The future is here in the world of advertising. Well, almost.
In a new interview with Wired, Foursquare's senior brand partner Brian Williamson told Wired's Ryan Tate that some time soon, Foursquare users may get paid ads pushed to their phones based on their locations. "You could see where this could go for retailers," Williamson said. "The power of how they could use this--to say: 'Hey, are you near my store? Here's something you should check out'--hearkens back to Minority Report, where a mannequin is physically talking to Tom Cruise as he is walking by a store."
Because that whole tracking people's every action and location thing worked out so well for Tom Cruise in that movie, right?
Of course, Foursquare doesn't plan to go as far as talking mannequins. Still, co-founder Dennis Crowley told Tate that paid location-based advertising, at least, may be in the cards. "We have all these specials on Foursquare, and we can make people more aware of them," he said. "We're really good at recommending places to people, and you can imagine some of that is paid promotions at some point." Right now, Foursquare's app delivers users tips based on their locations and activity on Foursquare, but they're not paid ads, and for the near future, Crowley told Wired, it will likely stay that way as Foursquare improves upon its existing app.
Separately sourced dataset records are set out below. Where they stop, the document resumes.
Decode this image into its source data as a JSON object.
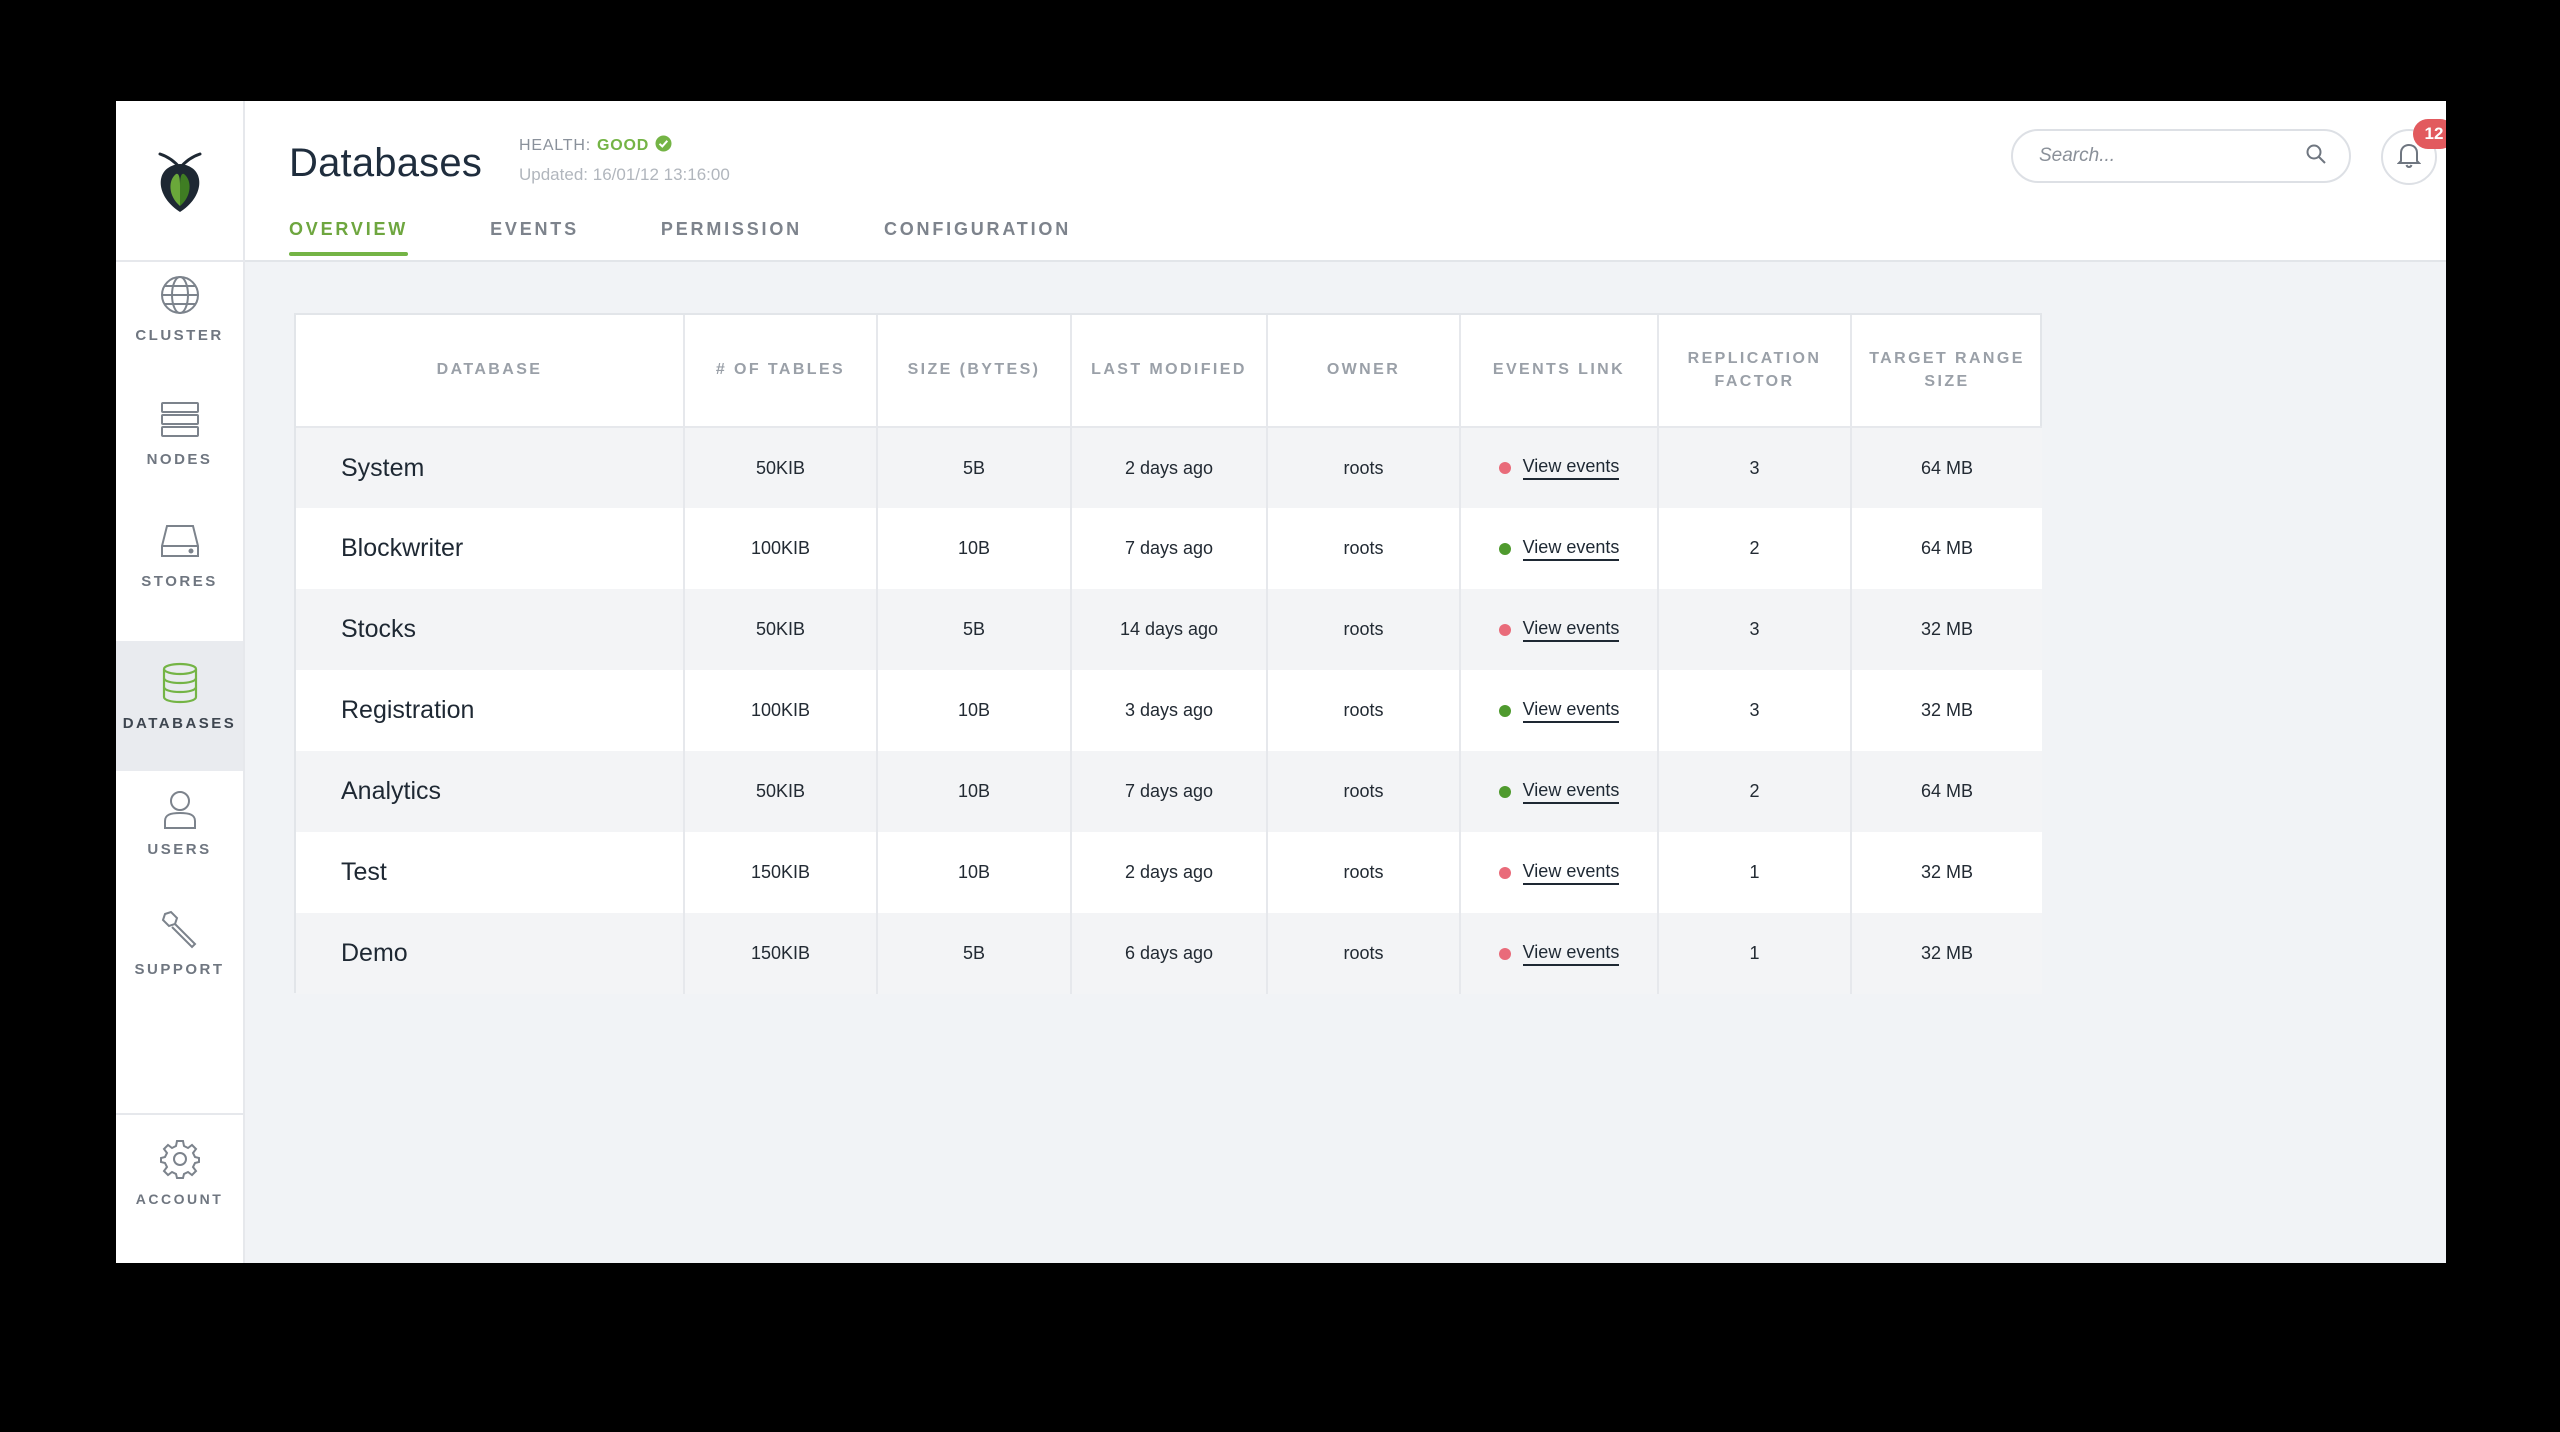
{
  "sidebar": {
    "items": [
      {
        "label": "CLUSTER",
        "icon": "globe-icon"
      },
      {
        "label": "NODES",
        "icon": "server-icon"
      },
      {
        "label": "STORES",
        "icon": "hard-drive-icon"
      },
      {
        "label": "DATABASES",
        "icon": "database-icon",
        "active": true
      },
      {
        "label": "USERS",
        "icon": "user-icon"
      },
      {
        "label": "SUPPORT",
        "icon": "wrench-icon"
      }
    ],
    "account": {
      "label": "ACCOUNT",
      "icon": "gear-icon"
    }
  },
  "header": {
    "title": "Databases",
    "health_label": "HEALTH:",
    "health_value": "GOOD",
    "updated_label": "Updated:",
    "updated_value": "16/01/12 13:16:00",
    "tabs": [
      {
        "label": "OVERVIEW",
        "active": true
      },
      {
        "label": "EVENTS"
      },
      {
        "label": "PERMISSION"
      },
      {
        "label": "CONFIGURATION"
      }
    ],
    "search_placeholder": "Search...",
    "notification_count": "12"
  },
  "colors": {
    "accent": "#74b445",
    "status_red": "#e96b7a",
    "status_green": "#4f9a2e",
    "badge": "#e25a5e"
  },
  "table": {
    "headers": [
      "DATABASE",
      "# OF TABLES",
      "SIZE (BYTES)",
      "LAST MODIFIED",
      "OWNER",
      "EVENTS LINK",
      "REPLICATION FACTOR",
      "TARGET RANGE SIZE"
    ],
    "rows": [
      {
        "name": "System",
        "tables": "50KIB",
        "size": "5B",
        "modified": "2 days ago",
        "owner": "roots",
        "events": "View events",
        "status": "red",
        "replication": "3",
        "range": "64 MB"
      },
      {
        "name": "Blockwriter",
        "tables": "100KIB",
        "size": "10B",
        "modified": "7 days ago",
        "owner": "roots",
        "events": "View events",
        "status": "green",
        "replication": "2",
        "range": "64 MB"
      },
      {
        "name": "Stocks",
        "tables": "50KIB",
        "size": "5B",
        "modified": "14 days ago",
        "owner": "roots",
        "events": "View events",
        "status": "red",
        "replication": "3",
        "range": "32 MB"
      },
      {
        "name": "Registration",
        "tables": "100KIB",
        "size": "10B",
        "modified": "3 days ago",
        "owner": "roots",
        "events": "View events",
        "status": "green",
        "replication": "3",
        "range": "32 MB"
      },
      {
        "name": "Analytics",
        "tables": "50KIB",
        "size": "10B",
        "modified": "7 days ago",
        "owner": "roots",
        "events": "View events",
        "status": "green",
        "replication": "2",
        "range": "64 MB"
      },
      {
        "name": "Test",
        "tables": "150KIB",
        "size": "10B",
        "modified": "2 days ago",
        "owner": "roots",
        "events": "View events",
        "status": "red",
        "replication": "1",
        "range": "32 MB"
      },
      {
        "name": "Demo",
        "tables": "150KIB",
        "size": "5B",
        "modified": "6 days ago",
        "owner": "roots",
        "events": "View events",
        "status": "red",
        "replication": "1",
        "range": "32 MB"
      }
    ]
  }
}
As Foursquare continues to tweak its technology, however, other companies are hard at work bringing similar technology to market. Apple, for instance, is using its iBeacon technology, which allows nearby iOS devices to send push notifications to each other, to alert Apple store shoppers about products and other offers directly on their iPhones. And a slew of start-ups including Estimote Beacons, Roximity Beacons, and Sonic Notify (and others, I'm sure) are popping up, selling their low-cost hardware beacons to retailers. Brands can purchase these small devices, set them up around their stores, and instantly push discounts and other messaging to nearby shoppers.
What's different about Crowley's plan for Foursquare's location-tracking technology is that it's more ambitious--cut out the middleman and own the entire advertising channel. And with good reason. Foursquare needs a sustainable revenue model.
This technology, once relegated to the dark reaches of Steven Spielberg's imagination, sounds promising indeed. It's no wonder plenty of companies are more than ready to see it become a reality. Still, the question remains: are we?